TV Guide: Your character, Charlie Crews, is a cop who was wrongly imprisoned for murder for 12 years. He's very eccentric, isn't he?
Damian Lewis: His quirkiness is born out of subtle psychological damage that one would suffer from years in a maximum-security prison. His personality is cracked.
TV Guide: What's with all the Zen pronouncements?
Lewis: He uses Zen to control anger and bitterness. He has almost a childlike enthusiasm for life and an incredible optimism.
TV Guide: Would you call him the anti-House?
Lewis: Yes, he's the white to House's black. But he does struggle. He's not morally perfect. He's not a monk.
TV Guide: For sure, he's always bedding some young thing. But does he have a future with his married lawyer Constance Griffiths (Brooke Langton)?
Lewis: His approach to that complicated relationship is very honorable, very noble. He's not a marriage wrecker. She's his redeeming angel. And I don't judge him for the girls. There are sensual pleasures he was denied for so long.
TV Guide: Will we find out who set up Charlie by the end of this season?
Lewis: There will be a big, satisfying revelation, though that might lead you to somewhere bigger.
TV Guide: Did you really grow up on London's fabled Abbey Road?
Lewis: I did. It was a five-minute walk to the Beatles' recording studio. But there were no sightings.
TV Guide: You went to Eton, arguably England's most famous boarding school. Did it prep you to play an ex-prisoner?
Lewis: All those places have to be run with a certain military rigor, but for the most part, I enjoyed myself. Weirdly.
TV Guide: Did you start acting at school?
Lewis: Yes. By the time I was 12, I'd done five Gilbert & Sullivan operettas. It was a very English introduction to theater.
TV Guide: You went on to a couple of years at the Royal Shakespeare Company. What's a favorite role from those days?
Lewis: Wittipol in The Devil Is an Ass, a Ben Jonson play. I spent most of it in drag.
TV Guide: What was your audition like with Steven Spielberg for his HBO World War II miniseries Band of Brothers?
Lewis: They asked me to fly to L.A., where I met with Tom Hanks. I was so excited that I went partying with friends, got really drunk and stayed out all night. I got a call at 8 am and was told that Steven Spielberg wanted to see me in a couple of hours! After drinking coffee after coffee and having three showers to sober up, I went into a slightly anxious and sweaty audition. But it all went well.

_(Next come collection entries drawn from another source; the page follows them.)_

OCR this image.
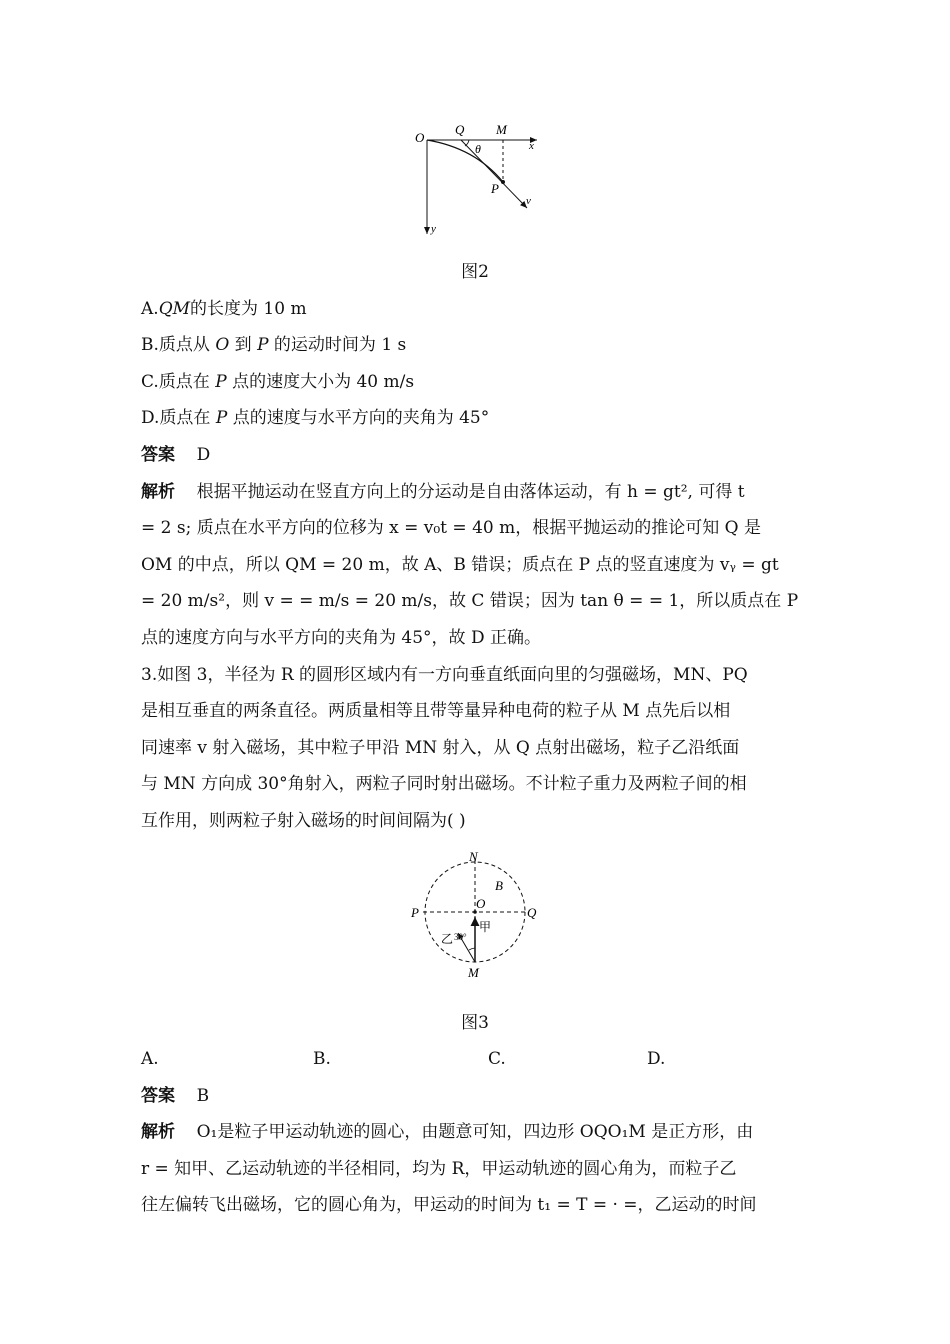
O
Q M
x
θ
P
v
y
图2
A.QM的长度为 10 m
B.质点从 O 到 P 的运动时间为 1 s
C.质点在 P 点的速度大小为 40 m/s
D.质点在 P 点的速度与水平方向的夹角为 45°
答案 D
解析 根据平抛运动在竖直方向上的分运动是自由落体运动，有 h = gt², 可得 t
= 2 s; 质点在水平方向的位移为 x = v₀t = 40 m，根据平抛运动的推论可知 Q 是
OM 的中点，所以 QM = 20 m，故 A、B 错误；质点在 P 点的竖直速度为 vᵧ = gt
= 20 m/s²，则 v = = m/s = 20 m/s，故 C 错误；因为 tan θ = = 1，所以质点在 P
点的速度方向与水平方向的夹角为 45°，故 D 正确。
3.如图 3，半径为 R 的圆形区域内有一方向垂直纸面向里的匀强磁场，MN、PQ
是相互垂直的两条直径。两质量相等且带等量异种电荷的粒子从 M 点先后以相
同速率 v 射入磁场，其中粒子甲沿 MN 射入，从 Q 点射出磁场，粒子乙沿纸面
与 MN 方向成 30°角射入，两粒子同时射出磁场。不计粒子重力及两粒子间的相
互作用，则两粒子射入磁场的时间间隔为( )
N
B
P
O
Q
乙 30°
甲
M
图3
A.	B.	C.	D.
答案 B
解析 O₁是粒子甲运动轨迹的圆心，由题意可知，四边形 OQO₁M 是正方形，由
r = 知甲、乙运动轨迹的半径相同，均为 R，甲运动轨迹的圆心角为，而粒子乙
往左偏转飞出磁场，它的圆心角为，甲运动的时间为 t₁ = T = · =，乙运动的时间
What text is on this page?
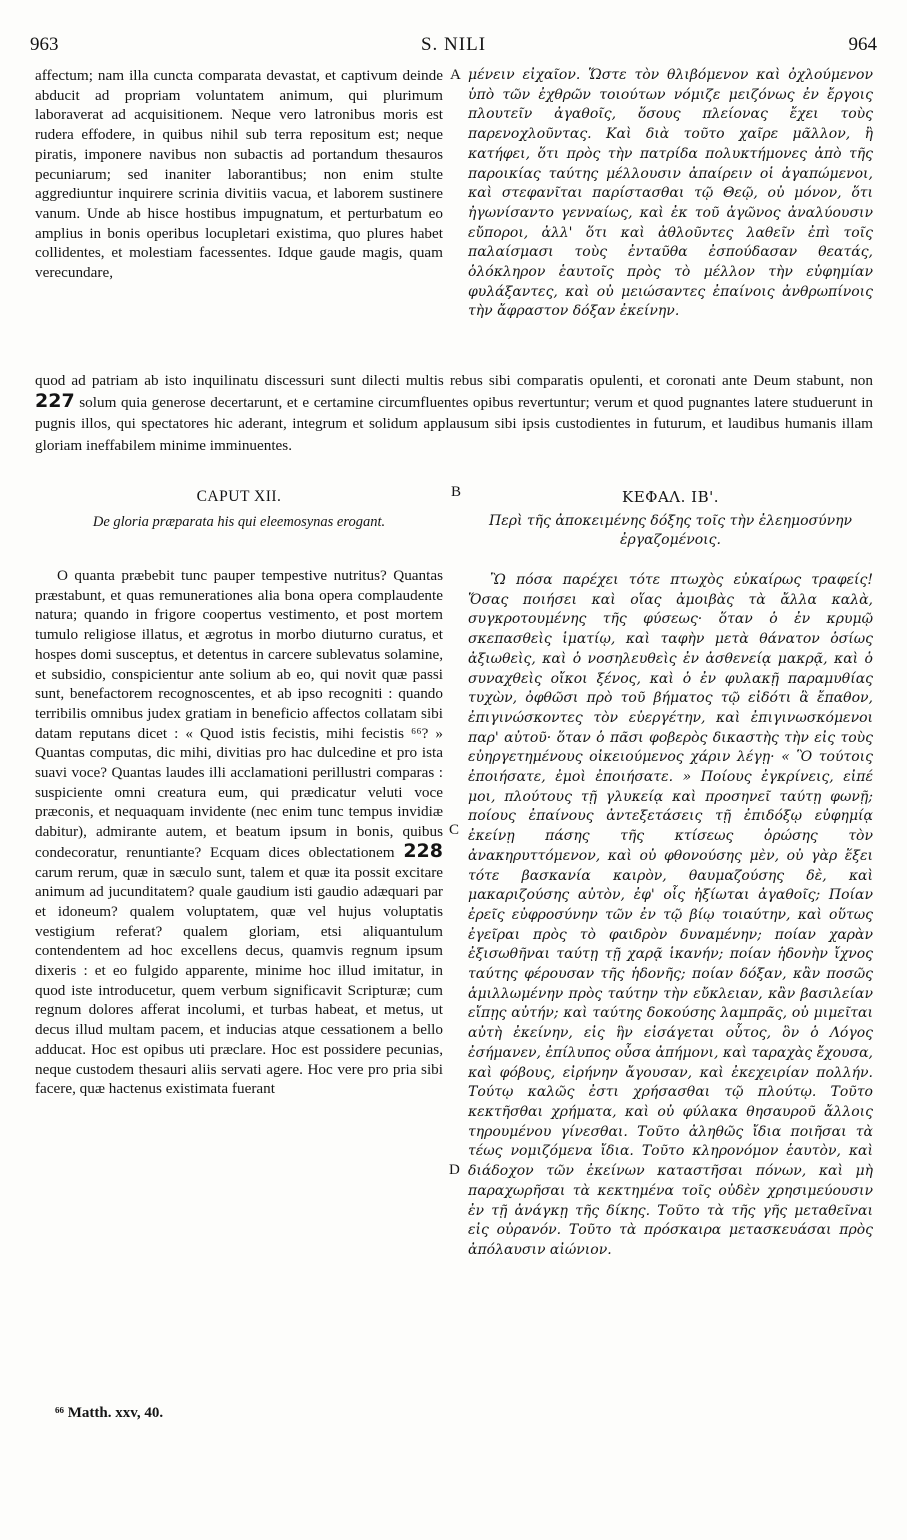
963	S. NILI	964

affectum; nam illa cuncta comparata devastat, et captivum deinde abducit ad propriam voluntatem animum, qui plurimum laboraverat ad acquisitionem. Neque vero latronibus moris est rudera effodere, in quibus nihil sub terra repositum est; neque piratis, imponere navibus non subactis ad portandum thesauros pecuniarum; sed inaniter laborantibus; non enim stulte aggrediuntur inquirere scrinia divitiis vacua, et laborem sustinere vanum. Unde ab hisce hostibus impugnatum, et perturbatum eo amplius in bonis operibus locupletari existima, quo plures habet collidentes, et molestiam facessentes. Idque gaude magis, quam verecundare,

A μένειν εἰχαῖον. Ὥστε τὸν θλιβόμενον καὶ ὀχλούμενον ὑπὸ τῶν ἐχθρῶν τοιούτων νόμιζε μειζόνως ἐν ἔργοις πλουτεῖν ἀγαθοῖς, ὅσους πλείονας ἔχει τοὺς παρενοχλοῦντας. Καὶ διὰ τοῦτο χαῖρε μᾶλλον, ἢ κατήφει, ὅτι πρὸς τὴν πατρίδα πολυκτήμονες ἀπὸ τῆς παροικίας ταύτης μέλλουσιν ἀπαίρειν οἱ ἀγαπώμενοι, καὶ στεφανῖται παρίστασθαι τῷ Θεῷ, οὐ μόνον, ὅτι ἠγωνίσαντο γενναίως, καὶ ἐκ τοῦ ἀγῶνος ἀναλύουσιν εὔποροι, ἀλλ' ὅτι καὶ ἀθλοῦντες λαθεῖν ἐπὶ τοῖς παλαίσμασι τοὺς ἐνταῦθα ἐσπούδασαν θεατάς, ὁλόκληρον ἑαυτοῖς πρὸς τὸ μέλλον τὴν εὐφημίαν φυλάξαντες, καὶ οὐ μειώσαντες ἐπαίνοις ἀνθρωπίνοις τὴν ἄφραστον δόξαν ἐκείνην.

quod ad patriam ab isto inquilinatu discessuri sunt dilecti multis rebus sibi comparatis opulenti, et coronati ante Deum stabunt, non 227 solum quia generose decertarunt, et e certamine circumfluentes opibus revertuntur; verum et quod pugnantes latere studuerunt in pugnis illos, qui spectatores hic aderant, integrum et solidum applausum sibi ipsis custodientes in futurum, et laudibus humanis illam gloriam ineffabilem minime imminuentes.

B
CAPUT XII.
De gloria præparata his qui eleemosynas erogant.
ΚΕΦΑΛ. ΙΒ'.
Περὶ τῆς ἀποκειμένης δόξης τοῖς τὴν ἐλεημοσύνην ἐργαζομένοις.

O quanta præbebit tunc pauper tempestive nutritus? Quantas præstabunt, et quas remunerationes alia bona opera complaudente natura; quando in frigore coopertus vestimento, et post mortem tumulo religiose illatus, et ægrotus in morbo diuturno curatus, et hospes domi susceptus, et detentus in carcere sublevatus solamine, et subsidio, conspicientur ante solium ab eo, qui novit quæ passi sunt, benefactorem recognoscentes, et ab ipso recogniti : quando terribilis omnibus judex gratiam in beneficio affectos collatam sibi datam reputans dicet : « Quod istis fecistis, mihi fecistis ⁶⁶? » Quantas computas, dic mihi, divitias pro hac dulcedine et pro ista suavi voce? Quantas laudes illi acclamationi perillustri comparas : suspiciente omni creatura eum, qui prædicatur veluti voce præconis, et nequaquam invidente (nec enim tunc tempus invidiæ dabitur), admirante autem, et beatum ipsum in bonis, quibus condecoratur, renuntiante? Ecquam dices oblectationem 228 carum rerum, quæ in sæculo sunt, talem et quæ ita possit excitare animum ad jucunditatem? quale gaudium isti gaudio adæquari par et idoneum? qualem voluptatem, quæ vel hujus voluptatis vestigium referat? qualem gloriam, etsi aliquantulum contendentem ad hoc excellens decus, quamvis regnum ipsum dixeris : et eo fulgido apparente, minime hoc illud imitatur, in quod iste introducetur, quem verbum significavit Scripturæ; cum regnum dolores afferat incolumi, et turbas habeat, et metus, ut decus illud multam pacem, et inducias atque cessationem a bello adducat. Hoc est opibus uti præclare. Hoc est possidere pecunias, neque custodem thesauri aliis servati agere. Hoc vere pro pria sibi facere, quæ hactenus existimata fuerant

C
D

Ὢ πόσα παρέχει τότε πτωχὸς εὐκαίρως τραφείς! Ὅσας ποιήσει καὶ οἵας ἀμοιβὰς τὰ ἄλλα καλὰ, συγκροτουμένης τῆς φύσεως· ὅταν ὁ ἐν κρυμῷ σκεπασθεὶς ἱματίῳ, καὶ ταφὴν μετὰ θάνατον ὁσίως ἀξιωθεὶς, καὶ ὁ νοσηλευθεὶς ἐν ἀσθενείᾳ μακρᾷ, καὶ ὁ συναχθεὶς οἴκοι ξένος, καὶ ὁ ἐν φυλακῇ παραμυθίας τυχὼν, ὀφθῶσι πρὸ τοῦ βήματος τῷ εἰδότι ἃ ἔπαθον, ἐπιγινώσκοντες τὸν εὐεργέτην, καὶ ἐπιγινωσκόμενοι παρ' αὐτοῦ· ὅταν ὁ πᾶσι φοβερὸς δικαστὴς τὴν εἰς τοὺς εὐηργετημένους οἰκειούμενος χάριν λέγῃ· « Ὃ τούτοις ἐποιήσατε, ἐμοὶ ἐποιήσατε. » Ποίους ἐγκρίνεις, εἰπέ μοι, πλούτους τῇ γλυκείᾳ καὶ προσηνεῖ ταύτῃ φωνῇ; ποίους ἐπαίνους ἀντεξετάσεις τῇ ἐπιδόξῳ εὐφημίᾳ ἐκείνῃ πάσης τῆς κτίσεως ὁρώσης τὸν ἀνακηρυττόμενον, καὶ οὐ φθονούσης μὲν, οὐ γὰρ ἕξει τότε βασκανία καιρὸν, θαυμαζούσης δὲ, καὶ μακαριζούσης αὐτὸν, ἐφ' οἷς ἠξίωται ἀγαθοῖς; Ποίαν ἐρεῖς εὐφροσύνην τῶν ἐν τῷ βίῳ τοιαύτην, καὶ οὕτως ἐγεῖραι πρὸς τὸ φαιδρὸν δυναμένην; ποίαν χαρὰν ἐξισωθῆναι ταύτῃ τῇ χαρᾷ ἱκανήν; ποίαν ἡδονὴν ἴχνος ταύτης φέρουσαν τῆς ἡδονῆς; ποίαν δόξαν, κἂν ποσῶς ἁμιλλωμένην πρὸς ταύτην τὴν εὔκλειαν, κἂν βασιλείαν εἴπῃς αὐτήν; καὶ ταύτης δοκούσης λαμπρᾶς, οὐ μιμεῖται αὐτὴ ἐκείνην, εἰς ἣν εἰσάγεται οὗτος, ὃν ὁ Λόγος ἐσήμανεν, ἐπίλυπος οὖσα ἀπήμονι, καὶ ταραχὰς ἔχουσα, καὶ φόβους, εἰρήνην ἄγουσαν, καὶ ἐκεχειρίαν πολλήν. Τούτῳ καλῶς ἐστι χρήσασθαι τῷ πλούτῳ. Τοῦτο κεκτῆσθαι χρήματα, καὶ οὐ φύλακα θησαυροῦ ἄλλοις τηρουμένου γίνεσθαι. Τοῦτο ἀληθῶς ἴδια ποιῆσαι τὰ τέως νομιζόμενα ἴδια. Τοῦτο κληρονόμον ἑαυτὸν, καὶ διάδοχον τῶν ἐκείνων καταστῆσαι πόνων, καὶ μὴ παραχωρῆσαι τὰ κεκτημένα τοῖς οὐδὲν χρησιμεύουσιν ἐν τῇ ἀνάγκῃ τῆς δίκης. Τοῦτο τὰ τῆς γῆς μεταθεῖναι εἰς οὐρανόν. Τοῦτο τὰ πρόσκαιρα μετασκευάσαι πρὸς ἀπόλαυσιν αἰώνιον.

⁶⁶ Matth. xxv, 40.
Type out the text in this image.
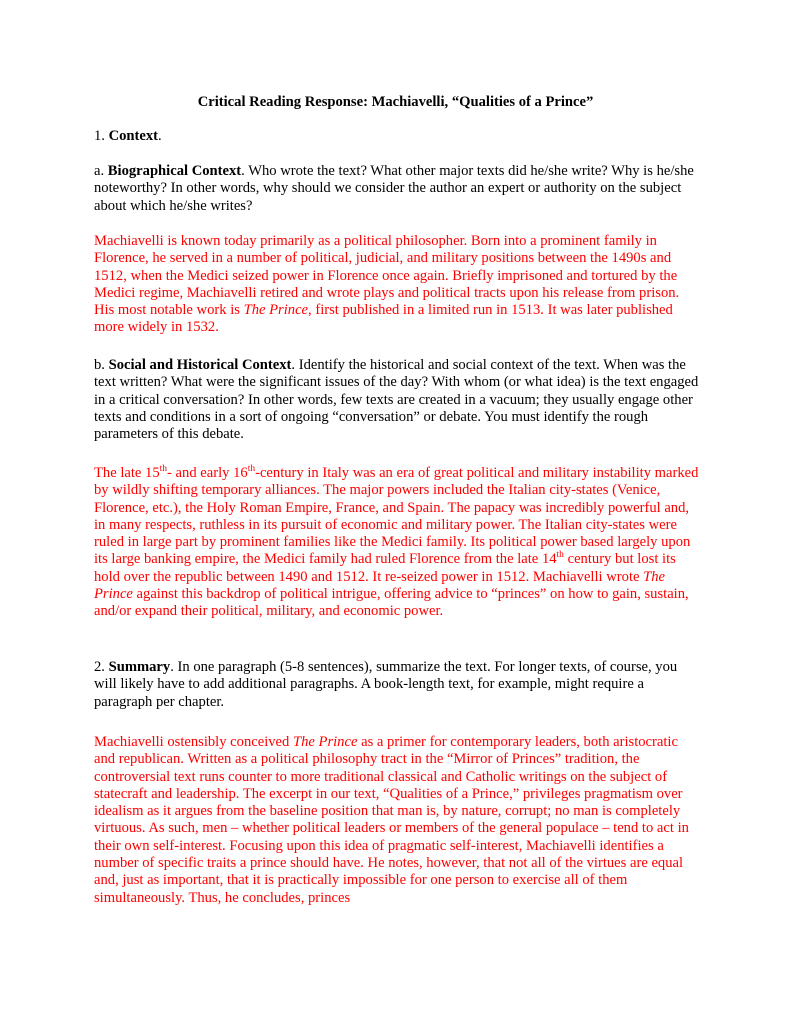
Critical Reading Response: Machiavelli, “Qualities of a Prince”

1. Context.

a. Biographical Context. Who wrote the text? What other major texts did he/she write? Why is he/she noteworthy? In other words, why should we consider the author an expert or authority on the subject about which he/she writes?

Machiavelli is known today primarily as a political philosopher. Born into a prominent family in Florence, he served in a number of political, judicial, and military positions between the 1490s and 1512, when the Medici seized power in Florence once again. Briefly imprisoned and tortured by the Medici regime, Machiavelli retired and wrote plays and political tracts upon his release from prison. His most notable work is The Prince, first published in a limited run in 1513. It was later published more widely in 1532.

b. Social and Historical Context. Identify the historical and social context of the text. When was the text written? What were the significant issues of the day? With whom (or what idea) is the text engaged in a critical conversation? In other words, few texts are created in a vacuum; they usually engage other texts and conditions in a sort of ongoing “conversation” or debate. You must identify the rough parameters of this debate.

The late 15th- and early 16th-century in Italy was an era of great political and military instability marked by wildly shifting temporary alliances. The major powers included the Italian city-states (Venice, Florence, etc.), the Holy Roman Empire, France, and Spain. The papacy was incredibly powerful and, in many respects, ruthless in its pursuit of economic and military power. The Italian city-states were ruled in large part by prominent families like the Medici family. Its political power based largely upon its large banking empire, the Medici family had ruled Florence from the late 14th century but lost its hold over the republic between 1490 and 1512. It re-seized power in 1512. Machiavelli wrote The Prince against this backdrop of political intrigue, offering advice to “princes” on how to gain, sustain, and/or expand their political, military, and economic power.

2. Summary. In one paragraph (5-8 sentences), summarize the text. For longer texts, of course, you will likely have to add additional paragraphs. A book-length text, for example, might require a paragraph per chapter.

Machiavelli ostensibly conceived The Prince as a primer for contemporary leaders, both aristocratic and republican. Written as a political philosophy tract in the “Mirror of Princes” tradition, the controversial text runs counter to more traditional classical and Catholic writings on the subject of statecraft and leadership. The excerpt in our text, “Qualities of a Prince,” privileges pragmatism over idealism as it argues from the baseline position that man is, by nature, corrupt; no man is completely virtuous. As such, men – whether political leaders or members of the general populace – tend to act in their own self-interest. Focusing upon this idea of pragmatic self-interest, Machiavelli identifies a number of specific traits a prince should have. He notes, however, that not all of the virtues are equal and, just as important, that it is practically impossible for one person to exercise all of them simultaneously. Thus, he concludes, princes
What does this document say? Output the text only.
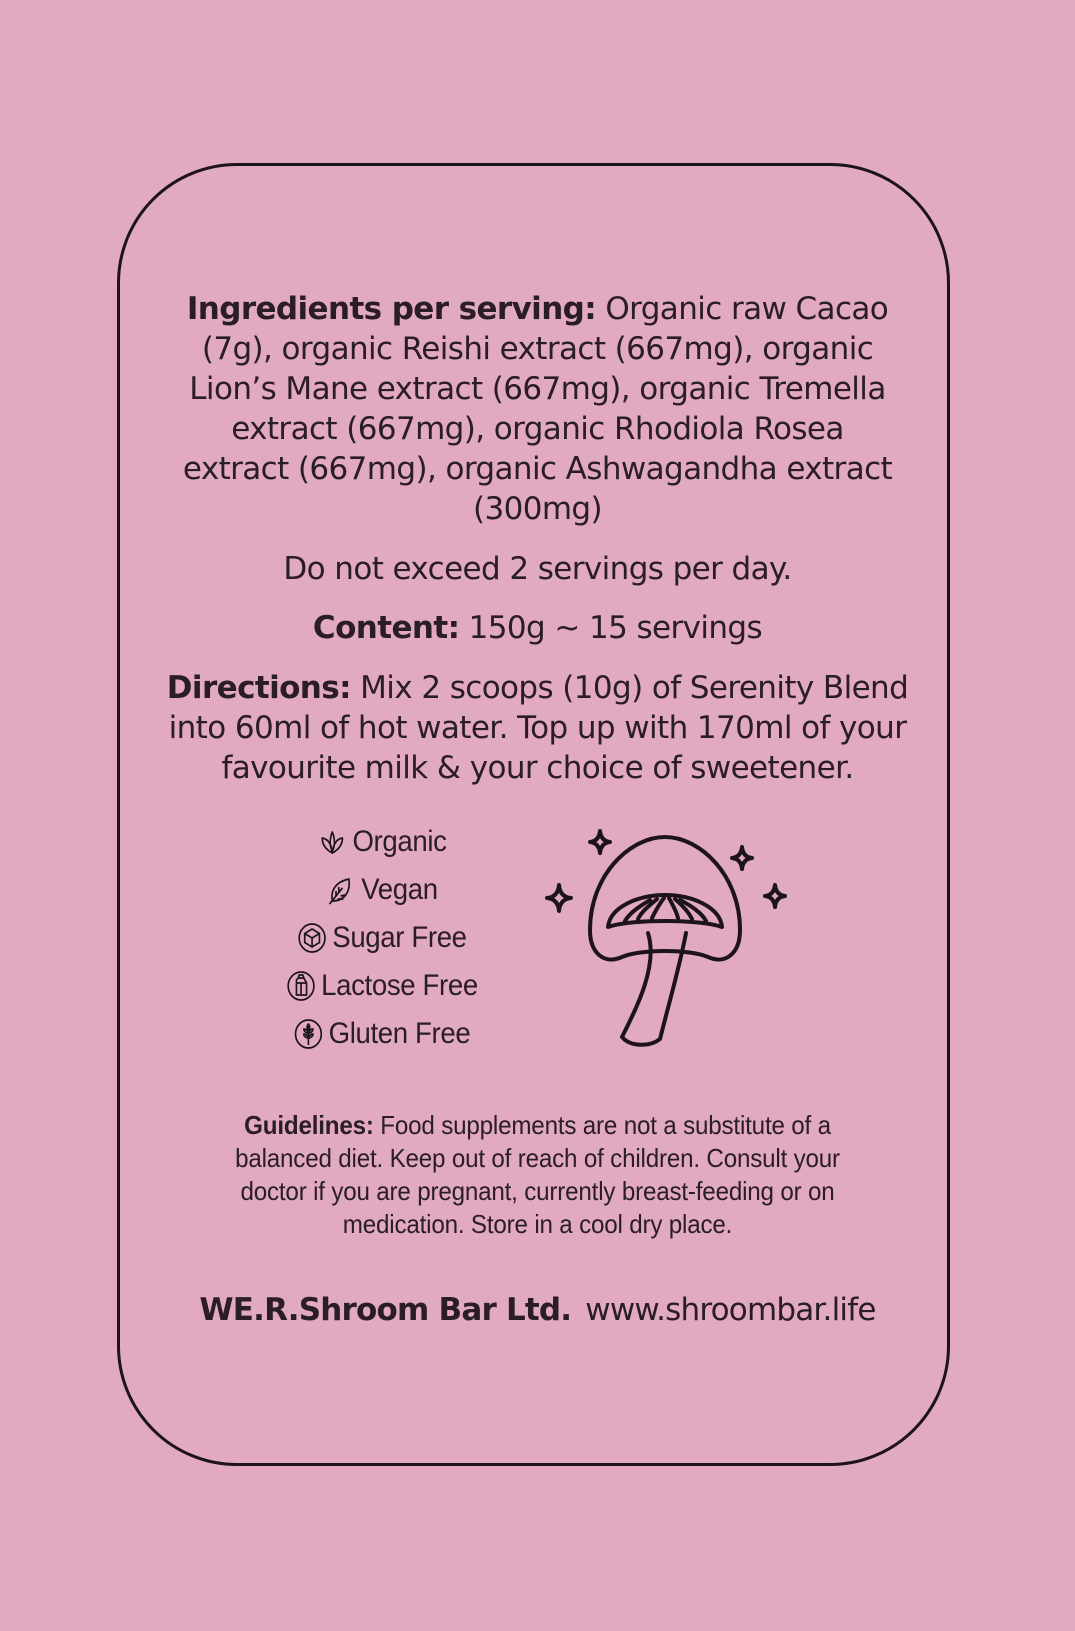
Ingredients per serving: Organic raw Cacao (7g), organic Reishi extract (667mg), organic Lion’s Mane extract (667mg), organic Tremella extract (667mg), organic Rhodiola Rosea extract (667mg), organic Ashwagandha extract (300mg)

Do not exceed 2 servings per day.

Content: 150g ~ 15 servings

Directions: Mix 2 scoops (10g) of Serenity Blend into 60ml of hot water. Top up with 170ml of your favourite milk & your choice of sweetener.

Organic
Vegan
Sugar Free
Lactose Free
Gluten Free

Guidelines: Food supplements are not a substitute of a balanced diet. Keep out of reach of children. Consult your doctor if you are pregnant, currently breast-feeding or on medication. Store in a cool dry place.

WE.R.Shroom Bar Ltd. www.shroombar.life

TV Guide: Clearly, since you became the star. Was it a breakthrough role?
Lewis: It was. I was the star of a hit show that has played all around the world. And I feel very proud to be a part of that. But it didn't have that auspicious a start because the second episode came out the week of 9/11 and people didn't have much of an appetite for that sort of drama.
TV Guide: Band of Brothers, Shakespeare, The Forsyte Saga on BBC. How does playing a cop in Life compare to all that?
Lewis: It's a huge kick. When I was growing up in England, we had Kojak, Hill Street Blues, Magnum, P.I., Columbo — so being a detective solving the crime each week for me is about as cool as it gets. Apart from being Clint Eastwood.
TV Guide: Your wife, the actress Helen McCrory, played Cherie Blair in The Queen, and you've played Tony Blair in a TV series. Have you met England's former first couple?
Lewis: I've been to 10 Downing Street a couple of times and sat and chatted with both Tony and Cherie. Helen did a fantastic job playing Cherie's skeptical nature in the movie.
TV Guide: You have a daughter. Is it tough raising a family with two actors working in different locations around the world?
Lewis: Not right now because Helen is pregnant, so she won't be doing much work for a bit. We've all come out to California, live at the beach, and we're having a gorgeous time.